812PD - Mature survival (OS) data of a randomised international phase II trial (JASINT1): Vinflunine (VFL)-gemcitabine (GEM) vs. VFL-CBDCA in CDDP-unfit pa...

Date 29 September 2014
Event ESMO 2014
Session Genitourinary tumours, non prostate
Topics Anticancer Agents
Urothelial Cancers
Biological Therapy
Presenter Maria De Santis
Citation Annals of Oncology (2014) 25 (suppl_4): iv280-iv304. 10.1093/annonc/mdu337
Authors M. De Santis1, P.J. Wiechno2, C. Lucas3, C. Lin4, W. Su5, J. Bellmunt6, K. Legrand7, R. Fougeray7, S. Culine8
  • 13rd Medical Department, LBI-ACR VIEnna and KFJ-Hospital, 1100 - Wien/AT
  • 2Department Of Uro-oncology, Centrum Onkologii-Instytut im.Marii Sklodowskiej-Curie, Warsaw/PL
  • 3Medical Affairs Oncology, Institute de Recherche Pierre Fabre, 92654 - Boulogne-Billancourt/FR
  • 4Department Of Oncology, National Taiwan University Hospital, Tapei/TW
  • 5Oncology, National Cheng Kung University Hospital, 70403 - Tainan/TW
  • 6Medical Oncology, Bladder Cancer Center, Dana-Farber/Brigham and Women's Cancer Center, Harvard Medical School, Boston/US
  • 7Biometry Department, Institut de Recherche Pierre Fabre, Boulogne-Billancourt/FR
  • 8Oncology, Hospital Saint Louis, 75475 - PARIS CEDEX/FR



There is no standard 1st line chemotherapy (CT) for advanced or metastatic UC in pts unfit for a CDDP-based regimen. VFL, an EMA approved agent in the post-platinum setting has shown to be safe in pts with renal impairment. The study aimed to assess the benefit/risk ratio of 2 VFL-based CT regimens in UC.

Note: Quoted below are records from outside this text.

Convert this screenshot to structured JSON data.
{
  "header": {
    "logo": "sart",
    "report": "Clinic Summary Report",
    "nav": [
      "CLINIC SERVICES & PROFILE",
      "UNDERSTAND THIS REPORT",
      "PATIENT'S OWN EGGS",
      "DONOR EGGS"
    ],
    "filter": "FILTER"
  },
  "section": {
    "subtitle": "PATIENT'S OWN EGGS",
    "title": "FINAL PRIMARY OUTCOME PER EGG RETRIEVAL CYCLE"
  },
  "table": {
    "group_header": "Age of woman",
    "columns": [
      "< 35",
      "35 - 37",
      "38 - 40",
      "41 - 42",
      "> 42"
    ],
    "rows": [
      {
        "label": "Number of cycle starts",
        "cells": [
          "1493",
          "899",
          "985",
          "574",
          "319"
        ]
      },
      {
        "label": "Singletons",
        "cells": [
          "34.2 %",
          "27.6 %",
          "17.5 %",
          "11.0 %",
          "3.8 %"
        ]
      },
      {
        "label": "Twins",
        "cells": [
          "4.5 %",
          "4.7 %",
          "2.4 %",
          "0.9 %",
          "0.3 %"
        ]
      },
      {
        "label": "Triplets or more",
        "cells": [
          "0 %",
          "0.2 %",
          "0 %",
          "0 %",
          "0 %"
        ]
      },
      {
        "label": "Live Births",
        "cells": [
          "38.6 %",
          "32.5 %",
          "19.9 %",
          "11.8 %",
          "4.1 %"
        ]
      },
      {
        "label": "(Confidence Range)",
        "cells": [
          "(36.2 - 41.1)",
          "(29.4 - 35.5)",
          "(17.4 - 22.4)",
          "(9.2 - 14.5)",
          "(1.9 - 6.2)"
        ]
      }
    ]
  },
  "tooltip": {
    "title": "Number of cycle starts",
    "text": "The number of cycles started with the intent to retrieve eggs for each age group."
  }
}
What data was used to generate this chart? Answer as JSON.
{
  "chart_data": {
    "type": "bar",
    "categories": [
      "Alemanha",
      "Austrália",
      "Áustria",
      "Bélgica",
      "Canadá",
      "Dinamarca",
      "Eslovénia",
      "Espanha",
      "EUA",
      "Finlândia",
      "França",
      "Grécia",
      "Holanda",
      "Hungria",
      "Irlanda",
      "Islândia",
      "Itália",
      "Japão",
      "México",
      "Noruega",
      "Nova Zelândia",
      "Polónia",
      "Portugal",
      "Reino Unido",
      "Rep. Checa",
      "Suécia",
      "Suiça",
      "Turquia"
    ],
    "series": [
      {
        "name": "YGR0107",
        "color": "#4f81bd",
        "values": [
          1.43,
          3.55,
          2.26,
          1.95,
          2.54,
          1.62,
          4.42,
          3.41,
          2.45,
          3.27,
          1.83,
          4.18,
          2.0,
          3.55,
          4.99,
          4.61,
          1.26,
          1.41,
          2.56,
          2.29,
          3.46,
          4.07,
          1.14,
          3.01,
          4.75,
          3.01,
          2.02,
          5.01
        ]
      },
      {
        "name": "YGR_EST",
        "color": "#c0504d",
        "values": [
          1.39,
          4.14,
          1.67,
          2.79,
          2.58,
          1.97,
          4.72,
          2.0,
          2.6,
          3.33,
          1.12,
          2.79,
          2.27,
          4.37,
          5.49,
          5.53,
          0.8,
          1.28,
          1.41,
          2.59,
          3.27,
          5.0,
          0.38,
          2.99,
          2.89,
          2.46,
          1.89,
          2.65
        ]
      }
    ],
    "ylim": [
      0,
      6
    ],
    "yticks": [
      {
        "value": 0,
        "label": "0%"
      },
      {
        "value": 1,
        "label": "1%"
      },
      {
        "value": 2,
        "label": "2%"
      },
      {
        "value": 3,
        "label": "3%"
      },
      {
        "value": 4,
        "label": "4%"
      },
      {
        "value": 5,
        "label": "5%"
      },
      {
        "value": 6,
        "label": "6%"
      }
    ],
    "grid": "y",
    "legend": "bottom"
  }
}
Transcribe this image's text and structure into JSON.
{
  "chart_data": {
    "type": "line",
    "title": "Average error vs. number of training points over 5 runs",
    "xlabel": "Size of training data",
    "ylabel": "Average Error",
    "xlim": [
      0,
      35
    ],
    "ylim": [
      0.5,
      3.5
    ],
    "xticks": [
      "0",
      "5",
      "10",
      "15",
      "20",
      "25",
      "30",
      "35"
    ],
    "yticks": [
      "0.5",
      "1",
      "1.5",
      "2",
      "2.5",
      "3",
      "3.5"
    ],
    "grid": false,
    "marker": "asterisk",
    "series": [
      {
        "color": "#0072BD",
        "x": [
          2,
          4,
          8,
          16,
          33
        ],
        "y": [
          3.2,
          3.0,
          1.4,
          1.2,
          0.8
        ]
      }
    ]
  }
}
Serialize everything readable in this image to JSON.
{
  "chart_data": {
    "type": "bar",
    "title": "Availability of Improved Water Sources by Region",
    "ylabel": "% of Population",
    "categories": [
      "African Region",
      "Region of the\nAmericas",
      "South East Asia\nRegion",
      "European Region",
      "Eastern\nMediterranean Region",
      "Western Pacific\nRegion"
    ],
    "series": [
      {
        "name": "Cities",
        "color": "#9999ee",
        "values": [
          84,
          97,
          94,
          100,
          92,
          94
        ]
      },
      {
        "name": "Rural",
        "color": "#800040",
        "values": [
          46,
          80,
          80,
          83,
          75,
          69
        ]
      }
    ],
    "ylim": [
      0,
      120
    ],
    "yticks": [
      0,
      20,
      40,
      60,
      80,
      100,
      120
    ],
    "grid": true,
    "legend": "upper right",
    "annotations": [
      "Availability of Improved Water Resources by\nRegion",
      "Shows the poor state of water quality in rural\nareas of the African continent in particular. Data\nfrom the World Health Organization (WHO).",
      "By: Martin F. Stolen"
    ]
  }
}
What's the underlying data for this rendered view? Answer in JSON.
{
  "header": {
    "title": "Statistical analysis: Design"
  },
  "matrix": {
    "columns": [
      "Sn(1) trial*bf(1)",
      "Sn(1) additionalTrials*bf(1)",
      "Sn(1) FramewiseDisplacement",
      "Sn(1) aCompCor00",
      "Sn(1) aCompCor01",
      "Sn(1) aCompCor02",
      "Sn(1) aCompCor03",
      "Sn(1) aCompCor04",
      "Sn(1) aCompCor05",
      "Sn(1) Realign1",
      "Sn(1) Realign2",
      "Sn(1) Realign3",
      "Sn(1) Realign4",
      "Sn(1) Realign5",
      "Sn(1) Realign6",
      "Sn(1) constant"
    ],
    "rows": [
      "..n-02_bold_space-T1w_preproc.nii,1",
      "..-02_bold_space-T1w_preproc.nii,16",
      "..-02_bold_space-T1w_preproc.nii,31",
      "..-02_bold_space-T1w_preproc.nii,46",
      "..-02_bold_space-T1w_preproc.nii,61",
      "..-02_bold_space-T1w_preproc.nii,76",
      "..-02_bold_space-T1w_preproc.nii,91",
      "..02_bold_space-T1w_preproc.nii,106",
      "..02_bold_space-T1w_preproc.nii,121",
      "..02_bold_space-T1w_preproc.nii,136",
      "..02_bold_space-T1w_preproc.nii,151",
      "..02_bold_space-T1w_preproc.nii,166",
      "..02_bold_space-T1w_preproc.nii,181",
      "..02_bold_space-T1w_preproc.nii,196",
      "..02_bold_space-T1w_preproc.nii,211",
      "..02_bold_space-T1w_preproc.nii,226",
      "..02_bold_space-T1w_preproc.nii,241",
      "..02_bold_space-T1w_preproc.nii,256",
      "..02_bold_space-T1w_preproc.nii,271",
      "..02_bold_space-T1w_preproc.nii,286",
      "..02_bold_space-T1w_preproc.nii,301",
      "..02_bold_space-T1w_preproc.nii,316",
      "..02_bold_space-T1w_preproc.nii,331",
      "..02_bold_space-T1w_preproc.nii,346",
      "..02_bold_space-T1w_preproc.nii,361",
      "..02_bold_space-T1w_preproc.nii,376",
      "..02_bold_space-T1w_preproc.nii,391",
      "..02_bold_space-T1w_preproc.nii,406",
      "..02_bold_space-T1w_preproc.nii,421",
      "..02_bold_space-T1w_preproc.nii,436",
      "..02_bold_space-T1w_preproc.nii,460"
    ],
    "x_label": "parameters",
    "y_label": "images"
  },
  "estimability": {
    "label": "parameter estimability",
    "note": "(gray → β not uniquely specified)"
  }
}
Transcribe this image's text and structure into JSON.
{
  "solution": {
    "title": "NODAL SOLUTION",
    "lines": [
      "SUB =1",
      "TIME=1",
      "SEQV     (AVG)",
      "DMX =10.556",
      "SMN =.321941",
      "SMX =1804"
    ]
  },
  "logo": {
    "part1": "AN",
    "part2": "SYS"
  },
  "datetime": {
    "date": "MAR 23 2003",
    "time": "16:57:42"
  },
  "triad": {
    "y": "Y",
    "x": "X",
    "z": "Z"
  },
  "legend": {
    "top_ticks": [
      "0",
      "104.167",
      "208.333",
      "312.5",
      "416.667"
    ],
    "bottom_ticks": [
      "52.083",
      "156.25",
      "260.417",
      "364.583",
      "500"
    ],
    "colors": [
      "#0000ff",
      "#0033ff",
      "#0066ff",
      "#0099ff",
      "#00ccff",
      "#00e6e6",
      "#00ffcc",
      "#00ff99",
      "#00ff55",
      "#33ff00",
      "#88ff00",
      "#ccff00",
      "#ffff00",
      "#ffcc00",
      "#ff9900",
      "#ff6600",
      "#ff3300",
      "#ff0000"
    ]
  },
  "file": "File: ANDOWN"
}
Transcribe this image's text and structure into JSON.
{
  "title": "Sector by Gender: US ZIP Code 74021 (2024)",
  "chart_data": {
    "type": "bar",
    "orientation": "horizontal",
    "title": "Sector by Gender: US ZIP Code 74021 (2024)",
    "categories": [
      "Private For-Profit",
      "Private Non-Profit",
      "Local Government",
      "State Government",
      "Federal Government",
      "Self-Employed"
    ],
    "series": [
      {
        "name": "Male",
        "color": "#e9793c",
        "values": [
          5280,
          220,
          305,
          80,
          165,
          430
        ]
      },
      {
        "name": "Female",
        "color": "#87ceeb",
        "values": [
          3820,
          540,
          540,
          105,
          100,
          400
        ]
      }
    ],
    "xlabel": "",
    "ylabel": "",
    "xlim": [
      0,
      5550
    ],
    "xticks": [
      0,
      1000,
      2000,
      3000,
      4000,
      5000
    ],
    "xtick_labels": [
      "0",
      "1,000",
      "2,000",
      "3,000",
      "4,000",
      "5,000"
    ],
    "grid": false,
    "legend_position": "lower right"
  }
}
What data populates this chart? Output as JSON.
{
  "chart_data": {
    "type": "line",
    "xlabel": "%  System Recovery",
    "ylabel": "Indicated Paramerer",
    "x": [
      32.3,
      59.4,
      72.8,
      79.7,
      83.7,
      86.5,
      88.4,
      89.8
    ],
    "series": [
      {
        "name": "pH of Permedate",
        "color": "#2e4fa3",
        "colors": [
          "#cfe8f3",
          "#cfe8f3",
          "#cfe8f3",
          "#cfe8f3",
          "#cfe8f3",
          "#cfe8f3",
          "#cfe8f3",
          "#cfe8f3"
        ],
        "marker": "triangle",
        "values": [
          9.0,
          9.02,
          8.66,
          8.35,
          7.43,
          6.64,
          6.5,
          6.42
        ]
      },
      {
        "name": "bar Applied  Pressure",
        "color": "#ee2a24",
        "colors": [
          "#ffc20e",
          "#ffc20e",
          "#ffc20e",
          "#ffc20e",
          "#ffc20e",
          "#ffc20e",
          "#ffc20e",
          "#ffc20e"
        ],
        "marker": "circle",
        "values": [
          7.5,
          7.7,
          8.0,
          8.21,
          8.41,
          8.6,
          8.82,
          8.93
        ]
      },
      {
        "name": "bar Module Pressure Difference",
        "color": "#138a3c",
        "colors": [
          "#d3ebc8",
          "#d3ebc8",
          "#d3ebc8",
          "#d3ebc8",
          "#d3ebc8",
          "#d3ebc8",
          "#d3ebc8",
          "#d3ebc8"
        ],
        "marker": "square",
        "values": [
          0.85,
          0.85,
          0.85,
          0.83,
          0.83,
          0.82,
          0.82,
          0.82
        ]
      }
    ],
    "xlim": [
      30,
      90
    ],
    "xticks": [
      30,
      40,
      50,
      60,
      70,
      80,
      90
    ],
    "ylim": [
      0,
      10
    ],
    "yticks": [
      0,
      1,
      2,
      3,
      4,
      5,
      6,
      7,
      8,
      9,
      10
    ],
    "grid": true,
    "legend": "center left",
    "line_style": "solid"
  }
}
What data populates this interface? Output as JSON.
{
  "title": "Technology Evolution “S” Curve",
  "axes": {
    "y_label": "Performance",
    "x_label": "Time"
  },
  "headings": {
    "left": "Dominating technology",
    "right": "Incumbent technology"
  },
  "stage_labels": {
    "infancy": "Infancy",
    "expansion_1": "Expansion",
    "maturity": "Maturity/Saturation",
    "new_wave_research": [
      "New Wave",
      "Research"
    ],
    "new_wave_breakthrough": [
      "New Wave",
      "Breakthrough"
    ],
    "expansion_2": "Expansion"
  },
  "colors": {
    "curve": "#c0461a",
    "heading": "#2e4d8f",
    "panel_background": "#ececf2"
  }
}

Pts with a creatinine clearance (CrCl) <60mL/min but ≥30, PS 0/1, no prior systemic CT (except neoadjuvant or adjuvant CT if relapse occurred ≥6 mo after last dose) were randomized. Based on the CrCl, <40 or ≥40mL/min, pts received q 21 days (D) VFL 250 or 280mg/m2, plus GEM (Arm A) 750mg/m2 D1&8 escalated to 1000 cycle 2 (if no toxicity Grade (G) ≥2) or plus CBDCA AUC 4.5 D1 (Arm B). The primary endpoint was the disease control rate (DCR = CR + PR + SD). With α =5%, ß =20%, 31 evaluable pts/arm were planned to detect in each arm an improvement of 22% compared to H0 (41%). Safety, PFS and OS were secondary endpoints.


69 pts (34 arm A, 35 arm B) were enrolled over 18 months: at the median (med) follow-up of 25.9 mo 74% pts had died. Pts characteristics were similar in both groups: med age 70 yrs; PS 0 / 1 in 42% / 58%; primary sites: 52% bladder and 46% upper tract; visceral mets 49%, med CrCl 46mL/min. Med number of cycles was 5 (A) and 4 (B). More haematological G3/4 adverse events (AE) were reported in arm B: neutropenia in 68% (vs 38%) and febrile neutropenia in 14% (vs 3%) of pts. Main non-haematological G3/4 AE were fatigue (21.7%), infection (7.2%), and constipation (4.3%) without major difference between arms. DCR was 77% in both groups; ORR was 44.1% vs 28.6%, med PFS 5.9 vs 6.1 mo and med OS 14.0 vs 12.8 mo in arms A and B, respectively. Cause of death: progression in 90%, 1 drug-related AE (B), other reasons in 8%. Further anticancer drugs: 59% (A) and 51% (B); CBDCA, GEM and paclitaxel in 23%, 29% and 30%, respectively, with more taxanes in arm A (35%) and more GEM in arm B (37%).


Both VFL doublets are feasible with a similar DCR. However, a higher ORR and OS, while showing less haematological toxicity, favour VFL-GEM which warrants further clinical study.


M. De Santis: Advisory board: Laboratoire Pierre Fabre Corporate-sponsored research: Laboratoire Pierre Fabre Consultancy: Laboratoire Pierre Fabre; C. Lucas: Pierre Fabre employee; J. Bellmunt: Advisory board member of Laboratoires Pierre Fabre; K. Legrand and R. Fougeray: Laboratoires Pierre Fabre employee; S. Culine: Advisory board member and consultancies for Laboratoires Pierre Fabre. All other authors have declared no conflicts of interest.